Failures Are Fated, But Can Be Faded: Characterizing and Mitigating Unwanted Behaviors in Large-Scale Vision and Language Models
This addresses the need for engineers and legislative bodies to debug and audit models before deployment, though it is incremental as it builds on existing post-hoc analysis techniques.
The paper tackles the problem of characterizing and mitigating failure modes in large-scale vision and language models, such as accuracy issues and social biases, by introducing a post-hoc deep reinforcement learning method that explores failure landscapes and restructures them with limited human feedback, showing effectiveness across multiple tasks.
In large deep neural networks that seem to perform surprisingly well on many tasks, we also observe a few failures related to accuracy, social biases, and alignment with human values, among others.
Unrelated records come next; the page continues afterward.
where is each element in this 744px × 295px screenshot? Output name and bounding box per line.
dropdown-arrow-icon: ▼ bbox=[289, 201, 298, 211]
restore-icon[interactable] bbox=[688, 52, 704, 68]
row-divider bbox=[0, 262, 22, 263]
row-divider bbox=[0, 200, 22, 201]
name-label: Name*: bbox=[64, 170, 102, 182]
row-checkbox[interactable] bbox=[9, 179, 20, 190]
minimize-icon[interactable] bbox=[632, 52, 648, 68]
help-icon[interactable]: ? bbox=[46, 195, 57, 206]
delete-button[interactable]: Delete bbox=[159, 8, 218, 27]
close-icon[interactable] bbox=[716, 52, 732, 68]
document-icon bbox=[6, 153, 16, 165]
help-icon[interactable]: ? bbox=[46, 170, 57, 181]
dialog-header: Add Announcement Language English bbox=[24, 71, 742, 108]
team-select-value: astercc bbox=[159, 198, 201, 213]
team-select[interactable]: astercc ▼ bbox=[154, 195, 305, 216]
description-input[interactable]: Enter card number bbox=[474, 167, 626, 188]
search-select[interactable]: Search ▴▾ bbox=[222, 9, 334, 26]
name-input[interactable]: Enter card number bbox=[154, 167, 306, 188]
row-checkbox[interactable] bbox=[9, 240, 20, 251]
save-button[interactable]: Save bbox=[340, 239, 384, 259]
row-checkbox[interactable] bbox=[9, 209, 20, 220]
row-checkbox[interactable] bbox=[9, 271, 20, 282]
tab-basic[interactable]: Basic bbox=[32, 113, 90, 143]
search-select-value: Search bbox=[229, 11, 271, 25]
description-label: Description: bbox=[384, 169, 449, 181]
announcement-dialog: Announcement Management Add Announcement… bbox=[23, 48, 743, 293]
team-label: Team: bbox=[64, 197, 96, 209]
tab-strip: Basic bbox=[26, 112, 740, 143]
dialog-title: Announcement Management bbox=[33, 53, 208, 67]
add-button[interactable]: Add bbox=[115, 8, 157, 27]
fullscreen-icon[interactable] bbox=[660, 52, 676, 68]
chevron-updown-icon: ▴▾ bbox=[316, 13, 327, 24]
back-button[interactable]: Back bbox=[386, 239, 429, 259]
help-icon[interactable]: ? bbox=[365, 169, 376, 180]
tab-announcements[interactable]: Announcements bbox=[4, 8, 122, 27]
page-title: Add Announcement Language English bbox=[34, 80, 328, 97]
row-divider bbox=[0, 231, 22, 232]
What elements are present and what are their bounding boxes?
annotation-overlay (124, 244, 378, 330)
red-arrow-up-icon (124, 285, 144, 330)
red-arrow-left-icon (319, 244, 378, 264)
Therefore, before deploying these models, it is crucial to characterize this failure landscape for engineers to debug and legislative bodies to audit models. Nevertheless, it is infeasible to exhaustively test for all possible combinations of factors that could lead to a model's failure. In this paper, we introduce a post-hoc method that utilizes \emph{deep reinforcement learning} to explore and construct the landscape of failure modes in pre-trained discriminative and generative models. With the aid of limited human feedback, we then demonstrate how to restructure the failure landscape to be more desirable by moving away from the discovered failure modes. We empirically show the effectiveness of the proposed method across common Computer Vision, Natural Language Processing, and Vision-Language tasks.